His boss, Shah, 48, was arrested and charged at the same time. The two pleaded not guilty during an arraignment in April, and Shah has continued to maintain her innocence. 

Stein set Smith’s sentencing for March 3rd and released him on bail in the meantime. The judge also noted that the maximum combined sentence for the three charges is 70 years in prison. 

According to a previous court document obtained by PEOPLE, others who were involved in the same telemarketing scheme and pleaded guilty to similar charges were given sentences ranging from about 5 to 7 years.   

During his hearing, Smith read out a statement admitting to his crimes relating to various telemarketing companies he said he either helped create or worked for between 2008 and 2021.   

“I knowingly and intentionally discussed and engaged with other individuals to develop a plan or operation to obtain money by false representation by offering and inducing individuals, many of whom were over 50 years of age or older, to provide money to entities that I and others were involved with,” he began. 

Smith continued, sharing that he “became aware that these telemarketing companies were misleading customers of those entities by selling individuals, many of them who were older than 50 years of age, information that purported to be services to enhance their business opportunities.” 

“The services sold were of no value and of no real benefit to the customer,” he said.

A lawyer for Smith did not immediately respond to PEOPLE’s request for comment.  

In a press release announcing Shah and Smith’s arrests earlier this year, prosecutors alleged they carried out a nationwide telemarketing scheme with the help of others between 2012 and March of this year.

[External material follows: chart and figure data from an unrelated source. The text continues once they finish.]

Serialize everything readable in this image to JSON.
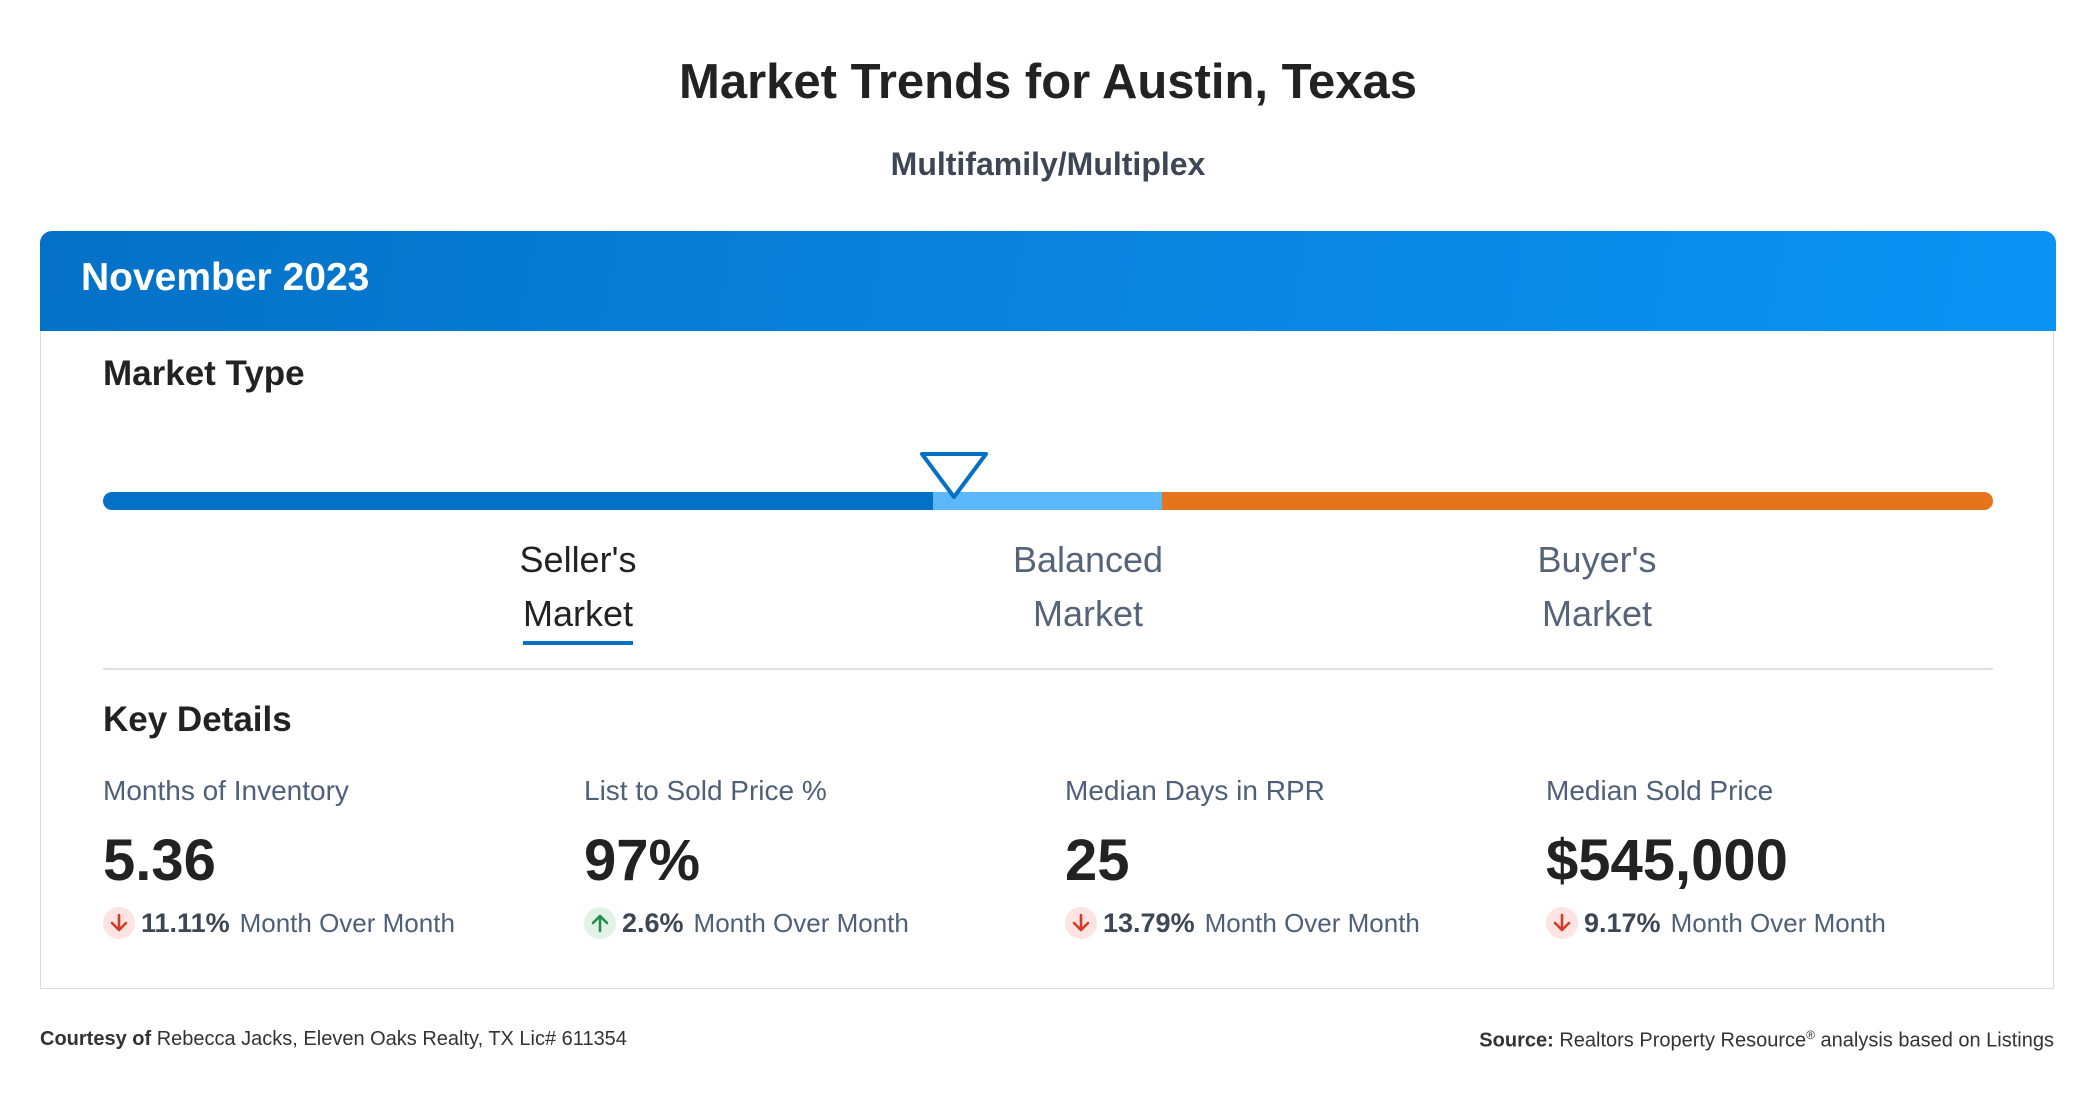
{
  "page": {
    "title": "Market Trends for Austin, Texas",
    "subtitle": "Multifamily/Multiplex"
  },
  "card": {
    "period": "November 2023",
    "market_type": {
      "heading": "Market Type",
      "segments": {
        "seller": {
          "line1": "Seller's",
          "line2": "Market",
          "color": "#0471c6",
          "active": true
        },
        "balanced": {
          "line1": "Balanced",
          "line2": "Market",
          "color": "#5cb8fb",
          "active": false
        },
        "buyer": {
          "line1": "Buyer's",
          "line2": "Market",
          "color": "#e5741d",
          "active": false
        }
      },
      "indicator_icon": "down-triangle-pointer-icon"
    },
    "key_details": {
      "heading": "Key Details",
      "metrics": [
        {
          "label": "Months of Inventory",
          "value": "5.36",
          "direction": "down",
          "change": "11.11%",
          "change_text": "Month Over Month"
        },
        {
          "label": "List to Sold Price %",
          "value": "97%",
          "direction": "up",
          "change": "2.6%",
          "change_text": "Month Over Month"
        },
        {
          "label": "Median Days in RPR",
          "value": "25",
          "direction": "down",
          "change": "13.79%",
          "change_text": "Month Over Month"
        },
        {
          "label": "Median Sold Price",
          "value": "$545,000",
          "direction": "down",
          "change": "9.17%",
          "change_text": "Month Over Month"
        }
      ]
    }
  },
  "footer": {
    "courtesy_label": "Courtesy of",
    "courtesy_text": "Rebecca Jacks, Eleven Oaks Realty, TX Lic# 611354",
    "source_label": "Source:",
    "source_name": "Realtors Property Resource",
    "source_mark": "®",
    "source_suffix": "analysis based on Listings"
  },
  "colors": {
    "header_start": "#0471c6",
    "header_end": "#0a93f3",
    "down_arrow": "#d23a2c",
    "up_arrow": "#1f8f4a"
  }
}
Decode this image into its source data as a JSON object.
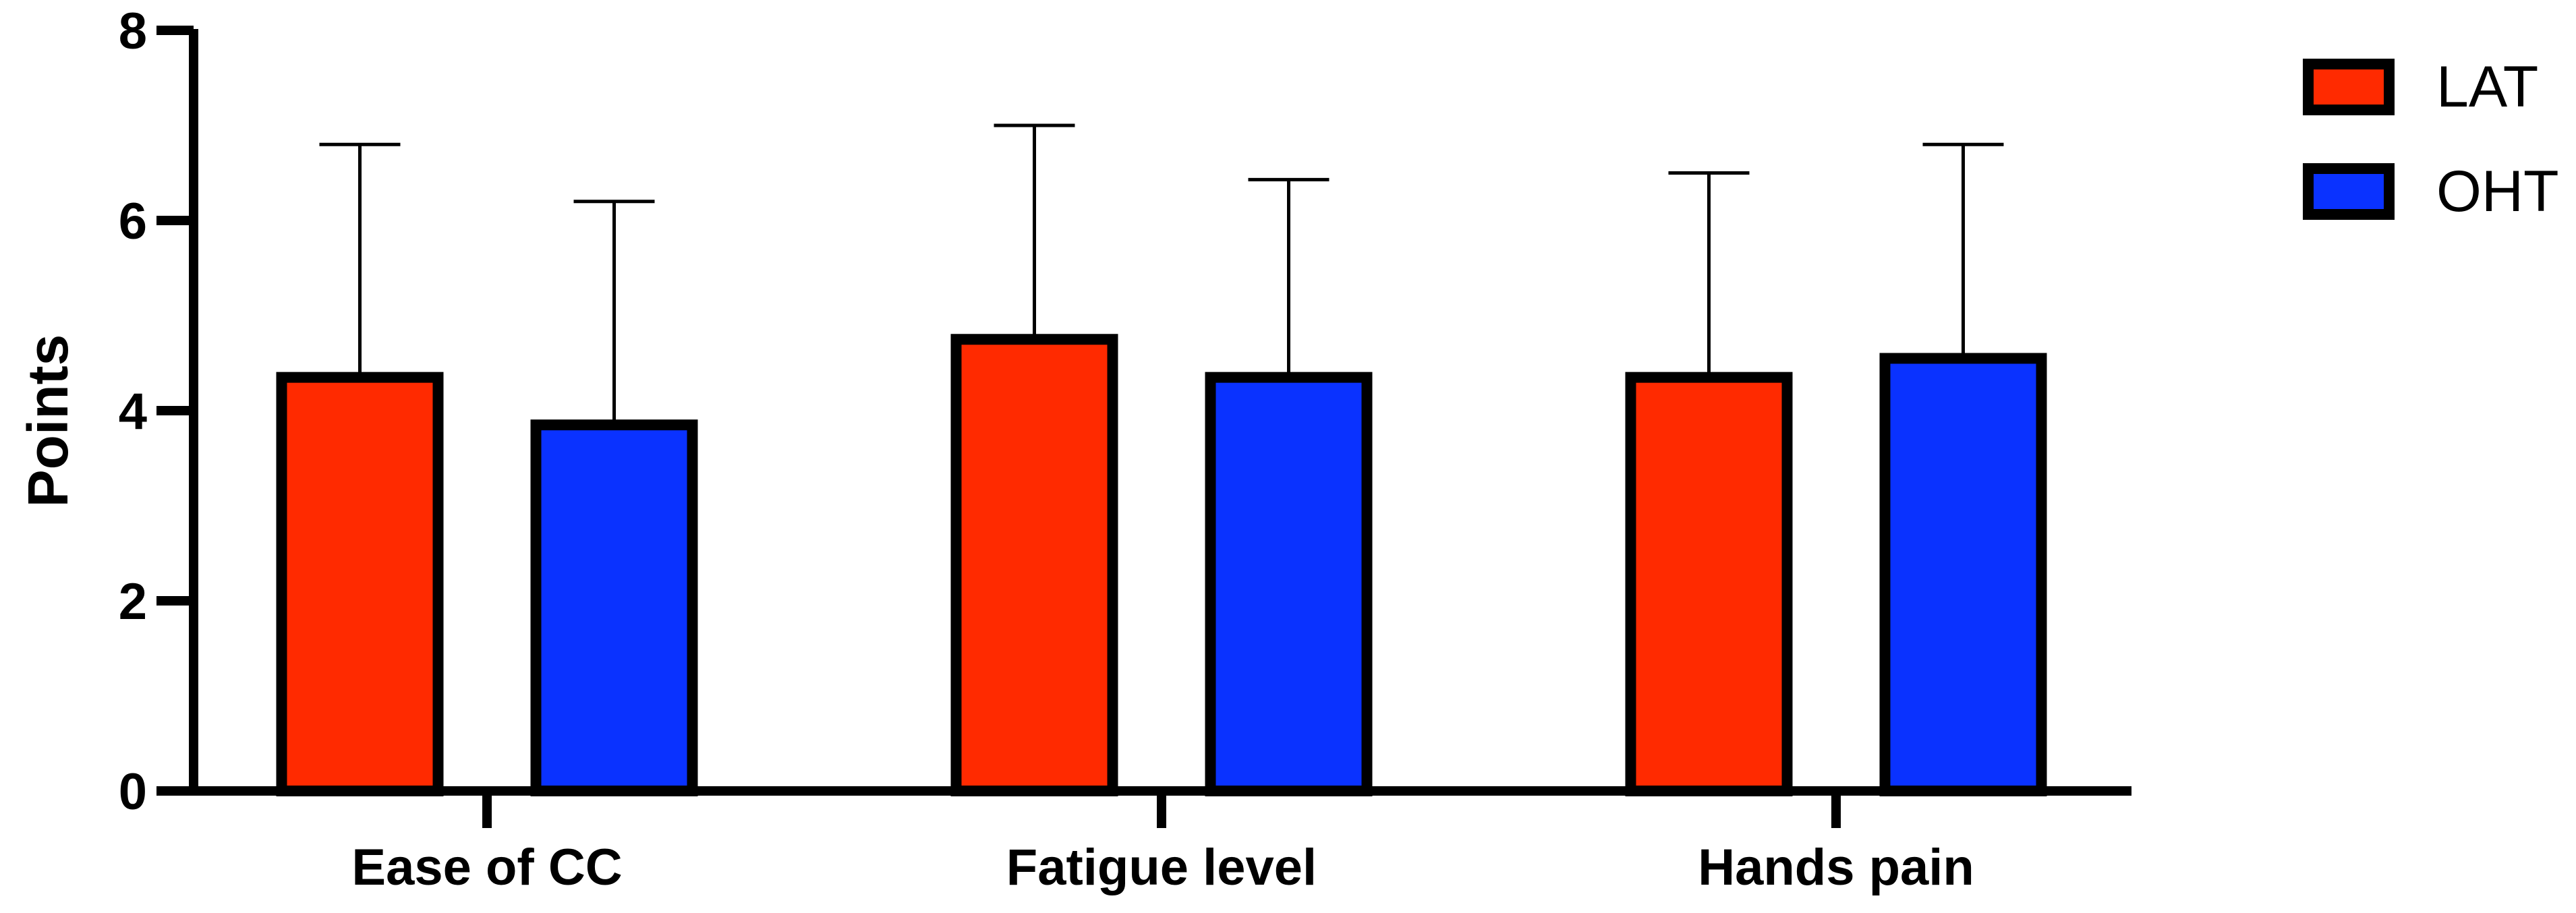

They were accused of having “defrauded hundreds of victims” with purported business services.

Prosecutors further claimed that Shah and Smith’s scheme was a “coordinated effort to traffic in lists of potential victims,” referred to as “leads.” From there, they allegedly sold those leads to telemarketing companies that would attempt to sell business services to the targeted individuals. Both “received as profit a share of the fraudulent revenue per the terms of their agreement with those participants,” according to the indictment.

According to a court document obtained by PEOPLE in July, Shah and Smith are both “Tier A” defendants in the ongoing fraud case. The document claims the duo were “responsible for orchestrating the broader scheme” and “supplying the leads that sustained” the telemarketing companies. 

In September, Shah appeared alongside The Real Housewives of Potomac’s Gizelle Bryant on Bravo’s “Spilling Iced Tea” Instagram Live and addressed her ongoing legal woes.

“I think what people don’t understand is, here in America, you’re innocent until proven guilty. I’m innocent,” she said. “And I believe that this is not just my test, this is everybody’s test close to me and in my corner.” 

If Jen’s as involved as prosecutors believe, this is NOT a good look for her.